Estimé
à 457 milliards d’euros, le projet de loi de financement de la
sécurité sociale pour l’année 2012 suit une
stratégie de réduction des niches fiscales
légitimée par le rapport
rendu public cet été par l’Inspection
Générale des Finances. Aussi et surtout, il repose sur la
croyance que les 538 dérogations fiscales en vigueur en France ne sont
rien d’autre que des « cadeaux fiscaux ». Il y a
là une part de vrai et une part de faux.
Des subventions qui ne disent pas leur nom
Niches
fiscales et subventions procèdent d’un seul et même
raisonnement. Du point de vue de l’État en effet, une
dérogation fiscale n’est jamais qu’une subvention en
négatif. Cet effet
de substitution entre niches fiscales et dépenses publiques
classiques n’a d’ailleurs pas échappé à
l’Institut français pour la recherche sur les administrations et
les politiques publiques (IFRAP) : un gouvernement peut, par ce moyen,
privilégier certaines populations ou certains secteurs
d’activité sans recourir à de nouvelles dépenses.
L’erreur
serait de croire qu’en instaurant une TVA à 5,5% dans la
restauration (contre 19,6% en général) ou en allégeant
tel prélèvement social, l’État tourne le dos
à l’interventionnisme et libère
l’économie : il serait plus exact de dire que de cette
manière, le droit fiscal distingue entre les agents économiques
(ménages ou entreprises) qui doivent s’acquitter scrupuleusement
de l’impôt et ceux qui, pour des raisons essentiellement
politiques, reçoivent un traitement de faveur.
Or une
économie libérale stricto
sensu est incompatible avec la distribution des privilèges, ceux
qui permettent par exemple aux grands groupes de ne s’acquitter que
partiellement de l’impôt sur les sociétés, quand
les entreprises plus modestes s’enlisent dans les sables mouvants de la
fiscalité française.

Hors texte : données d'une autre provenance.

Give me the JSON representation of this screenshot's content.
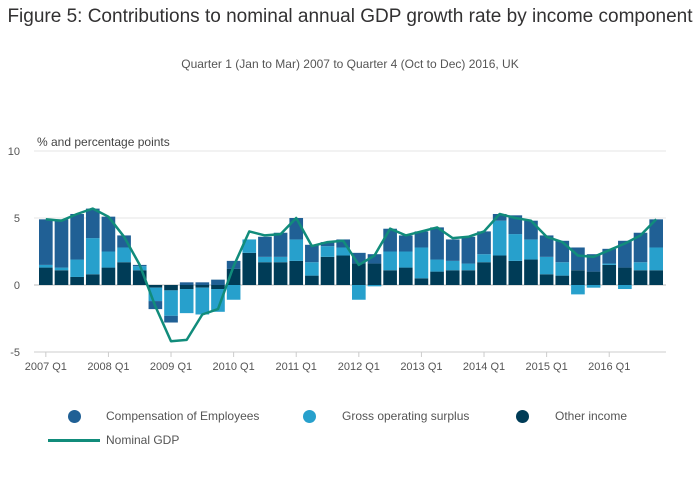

Il est donc possible de voir, dans ces
subventions qui ne disent pas leur nom, autant de « cadeaux
fiscaux », dans la mesure où certains sont avantagés
par rapport à d’autres en raison non pas de leur
activité, mais du jugement plus ou moins favorable que les
parlementaires et le gouvernement portent sur cette activité.

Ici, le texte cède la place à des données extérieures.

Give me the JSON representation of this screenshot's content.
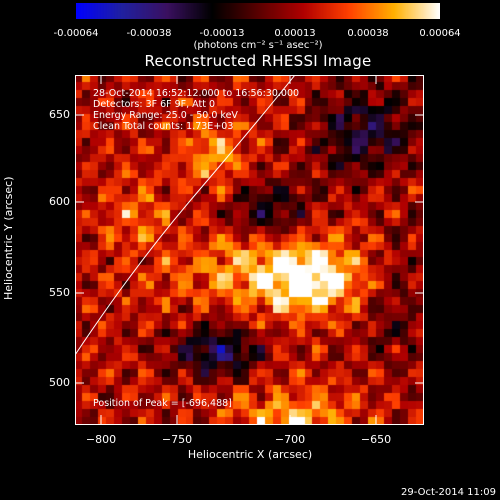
{
  "colorbar": {
    "ticks": [
      "-0.00064",
      "-0.00038",
      "-0.00013",
      "0.00013",
      "0.00038",
      "0.00064"
    ],
    "unit": "(photons cm⁻² s⁻¹ asec⁻²)",
    "colormap": [
      "#0000ff",
      "#2020a0",
      "#3a1060",
      "#000000",
      "#5a0000",
      "#b00000",
      "#ff4000",
      "#ffb000",
      "#ffffff"
    ]
  },
  "title": "Reconstructed RHESSI Image",
  "annotations": {
    "time": "28-Oct-2014 16:52:12.000 to 16:56:30.000",
    "detectors": "Detectors: 3F 6F 9F, Att 0",
    "energy": "Energy Range: 25.0 - 50.0 keV",
    "clean": "Clean     Total counts: 1.73E+03",
    "peak": "Position of Peak = [-696,488]"
  },
  "axes": {
    "xlabel": "Heliocentric X (arcsec)",
    "ylabel": "Heliocentric Y (arcsec)",
    "xticks": [
      "−800",
      "−750",
      "−700",
      "−650"
    ],
    "yticks": [
      "650",
      "600",
      "550",
      "500"
    ]
  },
  "footer": "29-Oct-2014 11:09"
}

« Manque à gagner » : une notion floue
Si les
dérogations fiscales sont, à proprement parler, des
privilèges, la dénonciation des « cadeaux
fiscaux » présuppose l’acceptation du droit fiscal en
vigueur et la reconnaissance de sa légitimité. Car même
si l'économiste peut les trouver pertinentes, des expressions telles
que « cadeau fiscal » ou « manque à
gagner pour l’État » n’en restent pas moins
très orientées politiquement.
Elles ont
également l’avantage, en cette période
pré-électorale, d’être moins rigides que les
dispositifs auxquels elles font référence. Parler de
« manque à gagner », c'est affirmer que
l’État fait un « cadeau fiscal » dès
lors qu'il permet à certains de payer un impôt inférieur
à la norme... ou au taux que pourrait justifier une propagande
efficace. M. Mélenchon n’est pas loin.
La hausse de
la TVA sur le tabac (au total, +12% d’ici l'été 2012)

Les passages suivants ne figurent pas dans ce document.